Essentially, a P&L statement determines how you are making money. This table should list all of your revenue streams and must include your expenses. At the bottom, a total amount of net profit or loss should be listed.

Depending on the type of business you are in, your P&L statement might look slightly different. For example, nonprofits, LLCs, and C-Corps will all format their expenditure in unique ways.

Nonetheless, at the very least your P&L statement needs to include your revenue (or sales), the cost of all goods sold (COGS, although this might not apply if your business offers services), and your gross margin (calculated by taking away the COGS from your revenue).

Additionally, you will need to include your operating expenses. These are expenses associated with running your business that are not directly associated with your sales such as rent, utilities, and insurance.

As soon as you have all this information in one place, you can find your operating income. Simply take the gross margin less your operating expenses. This resulting figure is your earnings before interest, taxes, depreciation, and amortization (EBITDA).

Finally, to work out your net income (or bottom line), subtract your expenses for interest, taxes, depreciation, and amortization from your EBITDA.

  1. Cash Flow Statement

A cash flow statement details how much cash was brought in and paid out by your business on a monthly basis. Together, these two figures provide an ending cash balance for each month.

Understanding how much cash you have, where you cash is coming from, where it is going, and on what schedule, ensures that you can keep an eye on the health of your business. Try to think of your cash flow statement as a way of understanding the difference between what your P&L statement reports as income (your profit) and your current cash position.

In some cases, a cash flow statement might be all it takes to determine how to get your business on the right track. Consequently, keeping your business afloat is all about having enough cash to pay for your expenses while still being able to cover periods of time that are less profitable.

  1. Balance Sheet

A balance sheet can let you know how your business is doing at any given moment in time. It provides information about how much money you have in the bank, how much your customers owe you, and how much you owe to your vendors.

Balance sheets contains three types of accounts – your assets (your accounts receivable, money in the bank, and your inventory), your liabilities (your accounts payable, credit card balances, loan repayments), and your equity (your own equity, as well as any shares, retained earnings, and stock proceeds).

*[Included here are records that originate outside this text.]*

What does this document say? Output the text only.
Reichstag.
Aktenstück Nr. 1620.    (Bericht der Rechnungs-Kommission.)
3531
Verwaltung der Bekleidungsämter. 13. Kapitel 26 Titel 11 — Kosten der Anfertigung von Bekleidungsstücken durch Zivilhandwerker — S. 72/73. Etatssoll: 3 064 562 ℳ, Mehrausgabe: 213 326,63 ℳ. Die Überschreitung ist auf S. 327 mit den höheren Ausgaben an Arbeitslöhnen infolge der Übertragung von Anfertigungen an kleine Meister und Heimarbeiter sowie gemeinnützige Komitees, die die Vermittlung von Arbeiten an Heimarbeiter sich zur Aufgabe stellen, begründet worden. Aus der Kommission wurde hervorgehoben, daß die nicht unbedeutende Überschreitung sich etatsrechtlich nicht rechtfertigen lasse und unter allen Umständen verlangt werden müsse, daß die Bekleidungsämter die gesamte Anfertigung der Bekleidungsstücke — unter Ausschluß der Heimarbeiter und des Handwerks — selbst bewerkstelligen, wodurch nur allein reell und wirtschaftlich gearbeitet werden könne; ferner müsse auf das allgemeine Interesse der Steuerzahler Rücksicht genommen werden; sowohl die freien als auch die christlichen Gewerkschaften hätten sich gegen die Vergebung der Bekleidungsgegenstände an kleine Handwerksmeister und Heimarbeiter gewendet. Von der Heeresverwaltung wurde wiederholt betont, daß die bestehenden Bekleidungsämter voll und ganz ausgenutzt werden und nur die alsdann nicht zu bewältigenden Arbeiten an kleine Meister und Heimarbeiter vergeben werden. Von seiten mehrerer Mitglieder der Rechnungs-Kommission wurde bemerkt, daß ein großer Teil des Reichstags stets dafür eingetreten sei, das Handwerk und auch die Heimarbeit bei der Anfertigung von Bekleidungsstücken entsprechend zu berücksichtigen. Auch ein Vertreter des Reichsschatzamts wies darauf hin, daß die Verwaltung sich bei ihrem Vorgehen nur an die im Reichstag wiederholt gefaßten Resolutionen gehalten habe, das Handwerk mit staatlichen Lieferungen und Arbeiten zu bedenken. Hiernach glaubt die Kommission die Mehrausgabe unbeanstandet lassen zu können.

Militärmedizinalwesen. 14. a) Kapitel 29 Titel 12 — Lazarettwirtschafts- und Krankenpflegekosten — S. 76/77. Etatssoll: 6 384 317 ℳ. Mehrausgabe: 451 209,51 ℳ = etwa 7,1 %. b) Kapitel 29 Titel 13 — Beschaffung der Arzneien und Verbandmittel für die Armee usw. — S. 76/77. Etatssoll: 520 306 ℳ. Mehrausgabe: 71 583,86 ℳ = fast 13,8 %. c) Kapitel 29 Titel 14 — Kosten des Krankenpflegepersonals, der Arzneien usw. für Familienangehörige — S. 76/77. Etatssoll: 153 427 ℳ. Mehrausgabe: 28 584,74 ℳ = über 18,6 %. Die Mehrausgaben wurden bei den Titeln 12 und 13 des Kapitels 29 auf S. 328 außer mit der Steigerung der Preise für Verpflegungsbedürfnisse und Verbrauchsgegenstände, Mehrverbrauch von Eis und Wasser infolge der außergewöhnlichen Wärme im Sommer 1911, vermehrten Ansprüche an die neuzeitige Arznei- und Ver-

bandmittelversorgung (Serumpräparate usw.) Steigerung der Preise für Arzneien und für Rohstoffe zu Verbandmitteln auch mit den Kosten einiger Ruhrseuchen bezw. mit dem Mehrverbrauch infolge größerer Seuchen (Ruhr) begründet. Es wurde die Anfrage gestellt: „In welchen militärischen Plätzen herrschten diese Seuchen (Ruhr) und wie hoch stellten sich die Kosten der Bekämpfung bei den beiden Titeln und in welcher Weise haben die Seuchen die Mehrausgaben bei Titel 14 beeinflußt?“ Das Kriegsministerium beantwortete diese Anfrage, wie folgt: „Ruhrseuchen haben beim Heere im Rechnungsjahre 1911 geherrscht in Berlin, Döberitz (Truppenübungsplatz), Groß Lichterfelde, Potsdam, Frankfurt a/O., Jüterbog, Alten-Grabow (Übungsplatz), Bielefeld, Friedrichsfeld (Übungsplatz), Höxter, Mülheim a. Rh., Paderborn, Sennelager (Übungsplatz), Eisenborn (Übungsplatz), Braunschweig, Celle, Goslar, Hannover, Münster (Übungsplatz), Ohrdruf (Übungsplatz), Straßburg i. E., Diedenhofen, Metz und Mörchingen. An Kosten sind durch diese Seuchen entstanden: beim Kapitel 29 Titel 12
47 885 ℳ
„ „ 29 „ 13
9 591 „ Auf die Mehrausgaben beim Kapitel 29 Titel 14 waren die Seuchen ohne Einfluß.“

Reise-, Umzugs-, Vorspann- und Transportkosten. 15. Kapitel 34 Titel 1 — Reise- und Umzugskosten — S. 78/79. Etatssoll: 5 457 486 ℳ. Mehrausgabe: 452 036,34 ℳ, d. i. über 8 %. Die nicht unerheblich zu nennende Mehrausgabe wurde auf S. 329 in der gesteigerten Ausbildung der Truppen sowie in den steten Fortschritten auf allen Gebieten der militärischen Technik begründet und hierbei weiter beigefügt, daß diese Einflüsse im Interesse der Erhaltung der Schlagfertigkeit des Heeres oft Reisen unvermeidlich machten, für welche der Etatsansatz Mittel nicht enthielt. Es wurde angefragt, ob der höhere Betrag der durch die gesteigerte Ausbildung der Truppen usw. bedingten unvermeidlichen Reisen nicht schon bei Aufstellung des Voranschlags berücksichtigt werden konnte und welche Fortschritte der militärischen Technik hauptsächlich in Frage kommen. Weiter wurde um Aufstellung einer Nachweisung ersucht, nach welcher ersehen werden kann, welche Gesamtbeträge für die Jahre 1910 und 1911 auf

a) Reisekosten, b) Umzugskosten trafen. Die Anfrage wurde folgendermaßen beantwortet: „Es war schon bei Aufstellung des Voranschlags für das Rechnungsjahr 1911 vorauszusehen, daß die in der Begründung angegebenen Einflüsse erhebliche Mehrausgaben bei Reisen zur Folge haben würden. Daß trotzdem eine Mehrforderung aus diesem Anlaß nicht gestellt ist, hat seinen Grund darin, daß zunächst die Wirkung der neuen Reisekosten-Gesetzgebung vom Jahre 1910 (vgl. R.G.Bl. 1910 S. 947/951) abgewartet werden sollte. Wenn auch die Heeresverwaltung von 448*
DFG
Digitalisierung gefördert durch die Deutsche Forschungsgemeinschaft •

The total of your liabilities plus your total equity equals the total of your assets.

At the end of the accounting year, your total profit or loss adds to or subtracts from your retained earnings. Accordingly, your retained earnings are the cumulative profit and loss since the inception of your business.

  1. Sales Forecast

A sales forecast predicts your projections and estimates what you think will be sold in a given period. Forecasts should be an ongoing part of your business planning process and are particularly important for any lenders or investors.

Remember to break down your forecast into segments based on the products and services you offer. This will differ for every business but always remember to include the COGS to determine a forecasted gross margin.

  1. Break-Even Analysis

A break-even analysis is a calculation of how much you will need to sell in order to cover your expenses. To ascertain your break-even point, you will need to work out the contribution margin of what you are selling.

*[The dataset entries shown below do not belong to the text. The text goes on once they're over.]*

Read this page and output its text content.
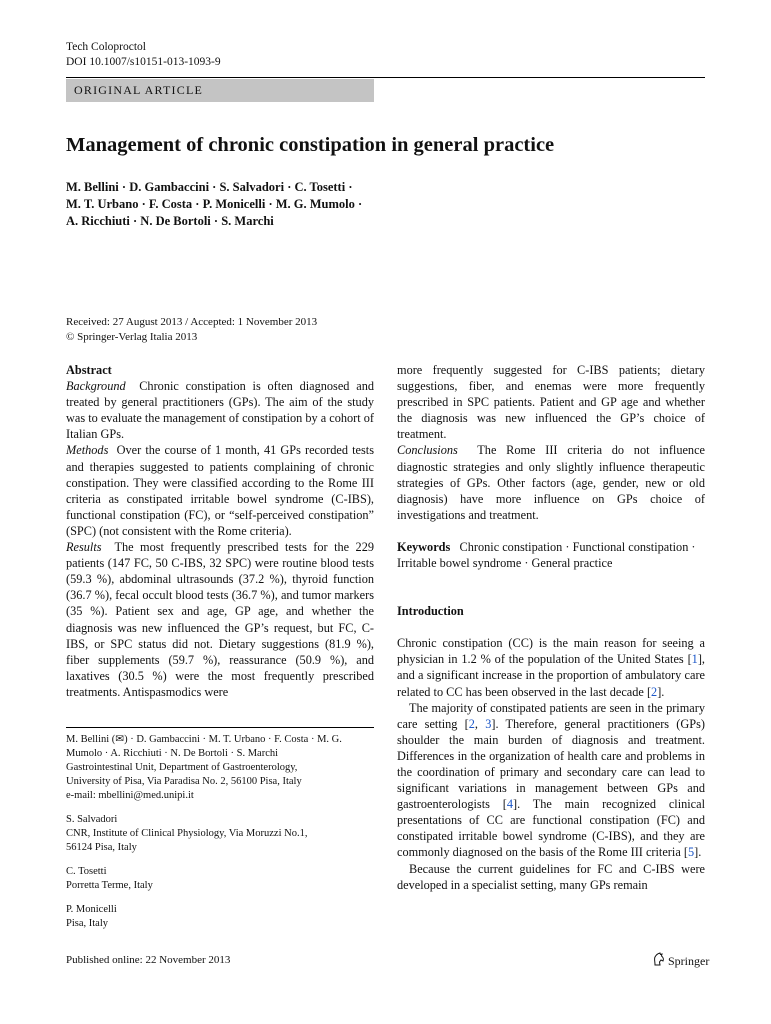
Tech Coloproctol
DOI 10.1007/s10151-013-1093-9
ORIGINAL ARTICLE
Management of chronic constipation in general practice
M. Bellini · D. Gambaccini · S. Salvadori · C. Tosetti ·
M. T. Urbano · F. Costa · P. Monicelli · M. G. Mumolo ·
A. Ricchiuti · N. De Bortoli · S. Marchi
Received: 27 August 2013 / Accepted: 1 November 2013
© Springer-Verlag Italia 2013

Abstract

Background Chronic constipation is often diagnosed and treated by general practitioners (GPs). The aim of the study was to evaluate the management of constipation by a cohort of Italian GPs.

Methods Over the course of 1 month, 41 GPs recorded tests and therapies suggested to patients complaining of chronic constipation. They were classified according to the Rome III criteria as constipated irritable bowel syndrome (C-IBS), functional constipation (FC), or “self-perceived constipation” (SPC) (not consistent with the Rome criteria).

Results The most frequently prescribed tests for the 229 patients (147 FC, 50 C-IBS, 32 SPC) were routine blood tests (59.3 %), abdominal ultrasounds (37.2 %), thyroid function (36.7 %), fecal occult blood tests (36.7 %), and tumor markers (35 %). Patient sex and age, GP age, and whether the diagnosis was new influenced the GP’s request, but FC, C-IBS, or SPC status did not. Dietary suggestions (81.9 %), fiber supplements (59.7 %), reassurance (50.9 %), and laxatives (30.5 %) were the most frequently prescribed treatments. Antispasmodics were

M. Bellini (✉) · D. Gambaccini · M. T. Urbano · F. Costa · M. G. Mumolo · A. Ricchiuti · N. De Bortoli · S. Marchi
Gastrointestinal Unit, Department of Gastroenterology,
University of Pisa, Via Paradisa No. 2, 56100 Pisa, Italy
e-mail: mbellini@med.unipi.it

S. Salvadori
CNR, Institute of Clinical Physiology, Via Moruzzi No.1,
56124 Pisa, Italy

C. Tosetti
Porretta Terme, Italy

P. Monicelli
Pisa, Italy

more frequently suggested for C-IBS patients; dietary suggestions, fiber, and enemas were more frequently prescribed in SPC patients. Patient and GP age and whether the diagnosis was new influenced the GP’s choice of treatment.

Conclusions The Rome III criteria do not influence diagnostic strategies and only slightly influence therapeutic strategies of GPs. Other factors (age, gender, new or old diagnosis) have more influence on GPs choice of investigations and treatment.

Keywords Chronic constipation · Functional constipation · Irritable bowel syndrome · General practice

Introduction

Chronic constipation (CC) is the main reason for seeing a physician in 1.2 % of the population of the United States [1], and a significant increase in the proportion of ambulatory care related to CC has been observed in the last decade [2].

The majority of constipated patients are seen in the primary care setting [2, 3]. Therefore, general practitioners (GPs) shoulder the main burden of diagnosis and treatment. Differences in the organization of health care and problems in the coordination of primary and secondary care can lead to significant variations in management between GPs and gastroenterologists [4]. The main recognized clinical presentations of CC are functional constipation (FC) and constipated irritable bowel syndrome (C-IBS), and they are commonly diagnosed on the basis of the Rome III criteria [5].

Because the current guidelines for FC and C-IBS were developed in a specialist setting, many GPs remain

Published online: 22 November 2013	Springer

Moreover, a contribution margin can be found by calculating the price of a product minus any associated costs such as wages. Correspondingly, this model enables you to determine how high your sales revenue needs to be in order to break-even.

Ultimately it is no secret that putting together a financial plan can seem daunting at first, especially for new businesses. Above all, over time, your financial goals will undoubtedly change and therefore reviewing your financial plan often and readjusting it where necessary is strongly recommended.